まぁ手を出されたら然るべき処置をさせていただくわけだが。それはそれ。これはこれだ。
前回お仲間がやらかした際は見逃したが二度目はない。如何に田舎とはいえ白昼堂々と危害を加えれば文句なしでギルティである。周囲も理解してくれるだろう。パンチ一発で前科一般だ。可哀想だが仕方がない。俺は腹を据えて痛みに耐える準備をした。歯の一本くらいは捨てる覚悟があった。
しかしそうはならなかった。
「シン君! 来たよ!」
花代と東と東の嫁がやって来たのである。
「あぁ……」
テンションが張っている花代とは対照的に東と東の嫁は志村君を見て嫌な顔をし、志村君もバツが悪そうに俺から離れて立ち上がった。もはや殴る殴らないという雰囲気でもない。この場はお流れ。ノーコンテストで終了である。志村君は本当に運が良い。傷害罪というつまらぬ汚名を被る必要がなくなったのだから。
「東さんに聞いたんだけど、まだ走るんだよね?」
事情を知らぬ花代はいつになく機嫌が良さそうであった。普段インドア派だからたまに外に出ると楽しいのだろう。どうせすぐ飽きるのだろうが。
「あぁ……あと40分くらい後かな……」
「ならよかった。せっかく来たんだから見ないとね。シン君の走るとこ」
照れた様子で身をくねらせる花代を見て俺も顔が熱くなった。公衆の面前で嫁と話すのは思いの外身を硬くさせ汗を拭き出させる。まだまだ若いなとポジティブに捉えられるが、童貞気分が抜けていないともいう。

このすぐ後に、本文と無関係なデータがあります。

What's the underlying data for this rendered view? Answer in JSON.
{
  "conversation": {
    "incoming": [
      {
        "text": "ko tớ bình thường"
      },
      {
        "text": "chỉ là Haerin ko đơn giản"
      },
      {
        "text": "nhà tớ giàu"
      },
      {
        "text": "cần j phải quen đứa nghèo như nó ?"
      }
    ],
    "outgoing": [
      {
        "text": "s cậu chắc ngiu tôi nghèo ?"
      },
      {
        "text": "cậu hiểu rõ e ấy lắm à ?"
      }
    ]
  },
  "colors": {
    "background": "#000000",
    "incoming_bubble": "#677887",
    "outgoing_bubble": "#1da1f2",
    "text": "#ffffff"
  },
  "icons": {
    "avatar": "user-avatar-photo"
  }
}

しかし良い体験であった。甘酸っぱい恋の果実に口付けをしているようだ。失われた青春の残り火が勢いを増し、経験する事のなかったラブ&ドラマチックを見事に演出しているのだ。素晴らしいではないか。
「おい。今、何て言った?」
その素晴らしい時間を邪魔をする奴がどこのどいつかというと志村君である。こいつは本当に空気が読めない社会不適合者だ。哀れなものである。
「何がですか?」
「まだ走るって、君、一区で終わりじゃないのかい!?」
「はぁ……6区も走りますけど……」
「……」
まくしたててきたと思ったら今度は考え込むようにして黙りこくってしまった。情緒の起伏がおかしい。俺はいよいよ志村君が精神の均衡を失っているのではないかと思い始める。
「分かった。僕もアンカーを走る」
「はぁ?」
何が分かったのかさっぱり分からなかったし、今考えてもさっぱり分からない。やはり志村君はどこかおかしいのだ。しかし色々と面倒なのでこれ以上志村君の心境についての考察はしないでおく。
「それじゃあ、僕も準備してくる。佐藤君。逃げるなよ」
そう言って志村君は走って消えていった。
俺は花代と東と東の嫁に目配せをしてから、わざとらしく「さっぱり」というジェスチャーをしてため息を吐き、消え去った眠気を惜しんだ。